Terminons par ces politiciens avides de notoriété et qui n’inscrivent leur action politique que dans une démagogie éhontée. Ceux‑là mêmes qui pleurent sur la perte de l’autorité sont venus porter devant le public par médias interposés leur désaveu de l’action gouvernementale sans autres arguments que des calembredaines populistes, sans fondement scientifique, sans « raison raisonnable » et loin de la maxime de Kant — mais ils ne l’ont pas lu — : « Une action accomplie par devoir tire sa valeur morale non pas du but qui doit être atteint par elle, mais de la maxime d’après laquelle elle est décidée » et cette maxime devrait être « Agis uniquement d’après la maxime qui fait que tu peux vouloir en même temps qu’elle devienne une loi universelle. » Ainsi ceux qui veulent l’autorité la piétinent, ce qui ne veut pas dire qu’il faille se taire. Mais, le téléphone ou la visioconférence avec un ministre est assurément moins nocif pour la vie sociale et politique que ces interpellations dignes des harengères de la rue Poissonnière. Remarquons qu’entre les bancs de poissons du vieux port et la rue parisienne la distance linguistique est sans doute mince. Ajoutons à cela que les chiffres des uns et des autres sont peu explicites et souvent trop instrumentalisés.
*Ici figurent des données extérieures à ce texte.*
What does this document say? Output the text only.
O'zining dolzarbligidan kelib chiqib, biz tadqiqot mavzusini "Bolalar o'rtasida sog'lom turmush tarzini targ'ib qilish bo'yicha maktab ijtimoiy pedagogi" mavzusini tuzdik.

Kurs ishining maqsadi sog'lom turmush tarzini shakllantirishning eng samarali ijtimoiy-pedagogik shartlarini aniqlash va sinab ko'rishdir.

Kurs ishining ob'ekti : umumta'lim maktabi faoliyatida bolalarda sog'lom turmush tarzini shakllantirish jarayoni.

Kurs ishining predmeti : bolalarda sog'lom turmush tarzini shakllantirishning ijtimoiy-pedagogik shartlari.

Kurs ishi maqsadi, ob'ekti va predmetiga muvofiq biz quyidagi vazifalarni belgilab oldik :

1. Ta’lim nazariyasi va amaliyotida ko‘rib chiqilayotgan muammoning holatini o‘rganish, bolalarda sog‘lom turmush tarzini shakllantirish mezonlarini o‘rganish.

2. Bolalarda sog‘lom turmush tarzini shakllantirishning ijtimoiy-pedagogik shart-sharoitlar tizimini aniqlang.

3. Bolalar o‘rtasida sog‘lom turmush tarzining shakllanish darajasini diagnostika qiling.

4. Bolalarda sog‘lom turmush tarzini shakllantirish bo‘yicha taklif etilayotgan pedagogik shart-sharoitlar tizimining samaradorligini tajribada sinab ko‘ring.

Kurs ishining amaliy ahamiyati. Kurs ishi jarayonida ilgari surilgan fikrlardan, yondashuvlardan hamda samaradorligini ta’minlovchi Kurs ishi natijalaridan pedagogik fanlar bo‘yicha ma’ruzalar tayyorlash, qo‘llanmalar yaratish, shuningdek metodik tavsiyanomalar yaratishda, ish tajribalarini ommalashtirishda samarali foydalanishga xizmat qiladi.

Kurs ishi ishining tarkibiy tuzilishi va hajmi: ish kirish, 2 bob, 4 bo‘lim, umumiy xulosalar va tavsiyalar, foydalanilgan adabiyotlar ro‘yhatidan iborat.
Que penser d’un président de Région qui, à la télévision, acquiesce à la remarque du journaliste qui lui faisait remarquer que le ministre s’était déplacé dans sa ville mais qui croit intelligent d’ajouter : « il est même venu avec un membre du conseil scientifique qui n’a dit que des bêtises comme c’est son habitude », que penser d’une sénatrice qui, toujours à la télévision, annonce que la police ne contrôlera pas l’exécution des consignes édictées par le gouvernement ? Deux remarques d’une grande stupidité qui pousse certains au crime sanitaire !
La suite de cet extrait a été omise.